« Risse in der Brandmauer ». Brèches dans le pare-feu. Ce dimanche 23 juillet, le Président de la CDU/CSU, Friedrich Merz, a accordé un entretien télévisé à la ZDF particulièrement commenté. Il expliquait qu’il fallait que les conservateurs prennent acte du succès de l’AfD aux élections du conseil régional en Thuringe et à l’élection locale à Raguhn-Jeßnitz, en Saxe-Anhalt.
Selon la politologue allemande Andrea Römmele, par cette déclaration, Merz aurait cherché à tester les réactions à la fois au sein de son parti et de l’ensemble de l’espace politique encore très attaché à la notion de pare-feu (Brandmauer) vis-à -vis de l’extrême droite.
- Comme on le rapportait, le soir même, le maire CDU de Berlin, Kai Wegner, avait répondu sur Twitter : « L’AfD ne connaît que l’opposition et la division. Où devrait-il y avoir collaboration ? La CDU ne peut pas, ne veut pas et ne travaillera pas avec un parti dont le modèle économique est la haine, la division et l’exclusion ».
- La vice-présidente fédérale et ministre de l’Éducation du Schleswig-Holstein Karin Prien a en même temps répondu : « La décision [de 2018] 1 est claire et je ne peux pas imaginer autre chose pour mon parti. Pas de collaboration avec les extrémistes ! ».
- Le lendemain, à 8h30, le Ministre-président de Bavière, Markus Söder, a déclaré sur Twitter : « la CSU refuse toute coopération avec l’AfD — quel que soit l’échelon politique ».
- Les autres partis se sont également déclarés choqués par les propos de Merz. Le Secrétaire général du SPD, Kevin Kühnert, a ainsi déclaré que Merz avait brisé un tabou, tandis que la Présidente fédérale des Verts, Ricarda Lang, a quant à elle parlé d’un danger pour la démocratie pour qualifier les prises de paroles répétées de Merz dans lesquelles il négligeait la Brandmauer nach rechts — le pare-feu à droite.
- Le 24 juillet à 9h05, Friedrich Merz est revenu sur ses propos, écartant explicitement la collaboration entre la CDU et l’AfD et maintenant que la doctrine de la CDU exprimée en 2018 restait valable.
Pourtant, les propos de Merz du 23 juillet n’ont rien d’un incident isolé.

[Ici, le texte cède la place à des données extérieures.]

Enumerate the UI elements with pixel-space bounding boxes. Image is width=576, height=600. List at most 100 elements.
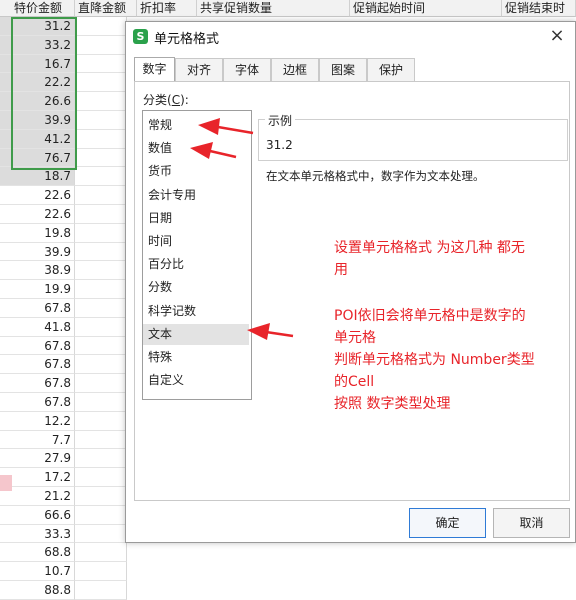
column-header-shared-quantity[interactable]: 共享促销数量 xyxy=(197,0,350,17)
category-item[interactable]: 常规 xyxy=(143,115,249,136)
app-logo-icon: S xyxy=(133,29,148,44)
table-cell-empty[interactable] xyxy=(75,186,127,205)
table-cell[interactable]: 66.6 xyxy=(0,505,75,525)
table-cell[interactable]: 68.8 xyxy=(0,543,75,563)
tab-number[interactable]: 数字 xyxy=(134,57,175,82)
table-cell[interactable]: 27.9 xyxy=(0,449,75,469)
table-cell-empty[interactable] xyxy=(75,261,127,281)
table-cell[interactable]: 38.9 xyxy=(0,261,75,281)
category-item[interactable]: 百分比 xyxy=(143,254,249,275)
dialog-title: 单元格格式 xyxy=(154,32,220,47)
cancel-button[interactable]: 取消 xyxy=(493,508,570,538)
tab-font[interactable]: 字体 xyxy=(223,58,271,81)
table-cell-empty[interactable] xyxy=(75,411,127,431)
sample-groupbox xyxy=(258,119,568,161)
category-label: 分类(C): xyxy=(143,93,189,107)
table-cell[interactable]: 10.7 xyxy=(0,562,75,581)
table-cell-empty[interactable] xyxy=(75,449,127,469)
table-cell-empty[interactable] xyxy=(75,355,127,375)
table-cell-empty[interactable] xyxy=(75,562,127,581)
column-header-promo-end[interactable]: 促销结束时 xyxy=(502,0,576,17)
table-cell-empty[interactable] xyxy=(75,148,127,168)
table-cell[interactable]: 67.8 xyxy=(0,336,75,356)
table-cell[interactable]: 39.9 xyxy=(0,110,75,130)
table-cell-empty[interactable] xyxy=(75,486,127,506)
table-cell-empty[interactable] xyxy=(75,580,127,600)
table-cell[interactable]: 88.8 xyxy=(0,580,75,600)
table-cell[interactable]: 67.8 xyxy=(0,298,75,318)
table-cell-empty[interactable] xyxy=(75,317,127,337)
table-cell-empty[interactable] xyxy=(75,524,127,544)
table-cell[interactable]: 41.8 xyxy=(0,317,75,337)
category-item[interactable]: 时间 xyxy=(143,231,249,252)
tab-alignment[interactable]: 对齐 xyxy=(175,58,223,81)
table-cell[interactable]: 33.3 xyxy=(0,524,75,544)
category-item[interactable]: 科学记数 xyxy=(143,301,249,322)
table-cell-empty[interactable] xyxy=(75,468,127,487)
table-cell[interactable]: 19.8 xyxy=(0,223,75,243)
category-item[interactable]: 文本 xyxy=(143,323,249,345)
table-cell-empty[interactable] xyxy=(75,505,127,525)
table-cell-empty[interactable] xyxy=(75,223,127,243)
tab-protection[interactable]: 保护 xyxy=(367,58,415,81)
table-cell-empty[interactable] xyxy=(75,280,127,299)
table-cell[interactable]: 22.6 xyxy=(0,204,75,224)
table-cell[interactable]: 22.2 xyxy=(0,73,75,93)
table-cell[interactable]: 39.9 xyxy=(0,242,75,262)
ok-button[interactable]: 确定 xyxy=(409,508,486,538)
table-cell[interactable]: 7.7 xyxy=(0,430,75,450)
close-icon[interactable]: × xyxy=(547,25,567,47)
category-item[interactable]: 货币 xyxy=(143,161,249,182)
tab-border[interactable]: 边框 xyxy=(271,58,319,81)
table-cell-empty[interactable] xyxy=(75,110,127,130)
category-item[interactable]: 特殊 xyxy=(143,347,249,368)
table-cell[interactable]: 31.2 xyxy=(0,17,75,36)
table-cell[interactable]: 33.2 xyxy=(0,35,75,55)
sample-legend: 示例 xyxy=(265,112,296,129)
table-cell[interactable]: 12.2 xyxy=(0,411,75,431)
table-cell-empty[interactable] xyxy=(75,167,127,187)
table-cell-empty[interactable] xyxy=(75,73,127,93)
tab-pattern[interactable]: 图案 xyxy=(319,58,367,81)
table-cell-empty[interactable] xyxy=(75,543,127,563)
sample-value: 31.2 xyxy=(266,138,293,152)
format-description: 在文本单元格格式中，数字作为文本处理。 xyxy=(266,169,485,183)
column-header-direct-discount[interactable]: 直降金额 xyxy=(75,0,137,17)
format-cells-dialog: S 单元格格式 × 数字 对齐 字体 边框 图案 保护 分类(C): 常规 数值货… xyxy=(125,21,576,543)
table-cell-empty[interactable] xyxy=(75,54,127,74)
column-b-cells[interactable] xyxy=(75,17,127,600)
table-cell[interactable]: 67.8 xyxy=(0,374,75,393)
category-item[interactable]: 自定义 xyxy=(143,370,249,391)
table-cell[interactable]: 76.7 xyxy=(0,148,75,168)
table-cell-empty[interactable] xyxy=(75,204,127,224)
table-cell-empty[interactable] xyxy=(75,298,127,318)
column-a-cells[interactable]: 31.2 33.2 16.7 22.2 26.6 39.9 41.2 76.7 18.7 22.6… xyxy=(0,17,75,600)
table-cell-empty[interactable] xyxy=(75,336,127,356)
category-item[interactable]: 分数 xyxy=(143,277,249,298)
table-cell[interactable]: 67.8 xyxy=(0,355,75,375)
category-listbox[interactable]: 常规 数值 货币会计专用 日期 时间 百分比 分数科学记数 文本 特殊 自定义 xyxy=(142,110,252,400)
category-item[interactable]: 数值 xyxy=(143,138,249,159)
column-header-special-price[interactable]: 特价金额 xyxy=(0,0,75,17)
column-header-discount-rate[interactable]: 折扣率 xyxy=(137,0,197,17)
table-cell[interactable]: 18.7 xyxy=(0,167,75,187)
table-cell-empty[interactable] xyxy=(75,17,127,36)
category-item[interactable]: 会计专用 xyxy=(143,185,249,206)
category-item[interactable]: 日期 xyxy=(143,208,249,229)
table-cell-empty[interactable] xyxy=(75,92,127,111)
table-cell-empty[interactable] xyxy=(75,129,127,149)
table-cell[interactable]: 67.8 xyxy=(0,392,75,412)
table-cell[interactable]: 26.6 xyxy=(0,92,75,111)
column-header-promo-start[interactable]: 促销起始时间 xyxy=(350,0,502,17)
table-cell[interactable]: 19.9 xyxy=(0,280,75,299)
table-cell[interactable]: 16.7 xyxy=(0,54,75,74)
table-cell[interactable]: 41.2 xyxy=(0,129,75,149)
table-cell[interactable]: 22.6 xyxy=(0,186,75,205)
table-cell-empty[interactable] xyxy=(75,242,127,262)
table-cell-empty[interactable] xyxy=(75,392,127,412)
table-cell-empty[interactable] xyxy=(75,430,127,450)
dialog-titlebar[interactable]: S 单元格格式 × xyxy=(126,22,575,51)
annotation-note-1: 设置单元格格式 为这几种 都无 用 xyxy=(334,240,525,278)
table-cell-empty[interactable] xyxy=(75,374,127,393)
table-cell-empty[interactable] xyxy=(75,35,127,55)
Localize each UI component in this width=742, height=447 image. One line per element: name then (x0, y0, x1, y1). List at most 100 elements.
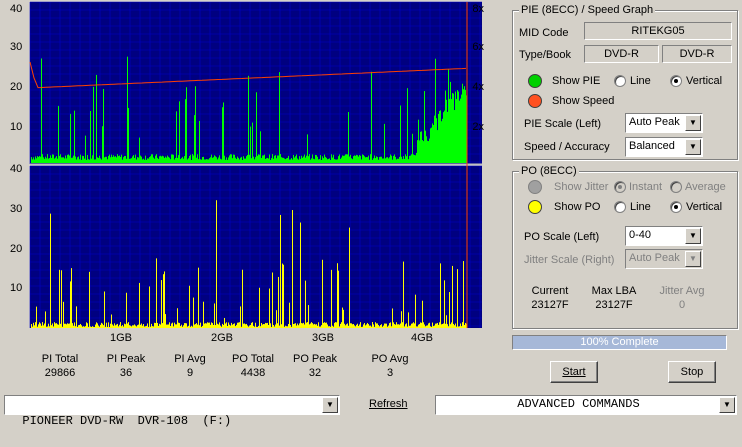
po-bar (430, 326, 431, 328)
pie-bar (240, 157, 241, 163)
pie-line-label[interactable]: Line (630, 75, 651, 87)
pie-bar (144, 159, 145, 163)
po-vertical-radio[interactable] (670, 201, 682, 213)
pie-bar (125, 155, 126, 163)
show-jitter-label: Show Jitter (554, 181, 609, 193)
po-bar (177, 308, 178, 328)
po-bar (150, 326, 151, 328)
pie-color-dot[interactable] (528, 74, 542, 88)
pie-vertical-label[interactable]: Vertical (686, 75, 722, 87)
po-bar (329, 326, 330, 328)
po-bar (100, 324, 101, 328)
show-pie-label[interactable]: Show PIE (552, 75, 600, 87)
chevron-down-icon[interactable]: ▼ (685, 115, 701, 131)
pie-bar (239, 159, 240, 163)
pie-group-title: PIE (8ECC) / Speed Graph (519, 4, 656, 16)
pie-line-radio[interactable] (614, 75, 626, 87)
pie-scale-select[interactable]: Auto Peak ▼ (625, 113, 703, 133)
pie-bar (183, 158, 184, 163)
pie-bar (280, 154, 281, 163)
pie-bar (168, 156, 169, 163)
pie-bar (35, 156, 36, 163)
pie-bar (337, 159, 338, 163)
po-bar (31, 324, 32, 328)
pie-bar (224, 155, 225, 163)
pie-bar (162, 155, 163, 163)
po-vertical-label[interactable]: Vertical (686, 201, 722, 213)
po-bar (91, 326, 92, 328)
chevron-down-icon[interactable]: ▼ (685, 139, 701, 155)
commands-select[interactable]: ADVANCED COMMANDS ▼ (435, 395, 737, 415)
chevron-down-icon[interactable]: ▼ (719, 397, 735, 413)
pie-bar (38, 157, 39, 163)
pie-bar (245, 158, 246, 163)
pie-bar (134, 157, 135, 163)
speed-accuracy-select[interactable]: Balanced ▼ (625, 137, 703, 157)
po-bar (463, 261, 464, 328)
pie-bar (308, 156, 309, 163)
progress-bar: 100% Complete (512, 335, 727, 350)
refresh-link[interactable]: Refresh (369, 398, 408, 410)
po-bar (230, 325, 231, 328)
pie-bar (333, 154, 334, 163)
po-bar (282, 263, 283, 328)
stat-po-total: PO Total 4438 (223, 352, 283, 380)
po-bar (156, 258, 157, 328)
pie-bar (253, 156, 254, 163)
speed-accuracy-label: Speed / Accuracy (524, 141, 610, 153)
po-color-dot[interactable] (528, 200, 542, 214)
stop-button[interactable]: Stop (668, 361, 716, 383)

Ils ont pu sembler s’inscrire dans une dynamique.
- Fin juillet, le même Merz avait annoncé que les Verts étaient les adversaires principaux de la CDU/CSU — alors que plusieurs Länder sont dirigés par des coalitions noir-vertes. Il y a deux semaines, le Secrétaire général de la CDU, Carsten Linnemann, a souligné l’importance du law and order. La semaine dernière, le premier secrétaire de la CDU/CSU au Bundestag, Thorsten Frei, avait appelé à remettre en cause le « droit individuel à l’asile », une proposition reprise explicitement par le ministre-président de Saxe Michael Kretschmer, vice-président de la CDU, dans un entretien au Financial Times lundi.
- Le 19 juillet, Friedrich Merz avait déclaré que la CDU/CSU visait à être une « alternative pour l’Allemagne [comme le nom du parti AfD] — mais avec de la substance », prise de parole ardemment critiquée. La porte-parole adjointe de l’AfD, Alice Weidel, avait répondu que l’original resterait, après tout, son parti.
Avec la crise de son modèle économique, le système politique allemand se trouve pris dans les mêmes perturbations que le reste de l’Europe.
Comme l’écrit dans nos pages Joseph de Weck :
- L’AfD a atteint 20 % dans les sondages nationaux, soit deux fois plus que son résultat aux élections législatives de 2021. Si l’on s’en tient aux seuls sondages, il est désormais le deuxième parti d’Allemagne après la CDU.
- Les prochaines élections nationales ne sont pas prévues avant l’automne 2025. Mais dans la mesure où les Lander de Thuringe et de Saxe, qui se trouvent à l’Est, organiseront des élections régionales l’année prochaine, la CDU ne pourra pas longtemps éluder la question de la collaboration avec l’extrême droite : l’AfD est en tête des sondages dans ces deux États.
- Pour le leader national de la CDU, Friedrich Merz, il est exclu de travailler avec l’AfD, mais à Berlin, beaucoup craignent que les sections locales de la CDU en Thuringe et en Saxe ne décident de le faire quand même. Merz ne peut pas l’empêcher, au risque de diviser durablement le parti.
La fin de l’exceptionnalisme allemand pourrait signifier également que les équilibres internes au Parti populaire (PPE) du prochain cycle politique européen — à travers une alliance plus ou moins explicite avec des forces comme Fratelli d’Italia — exerceront une pression supplémentaire sur l’espace politique allemand.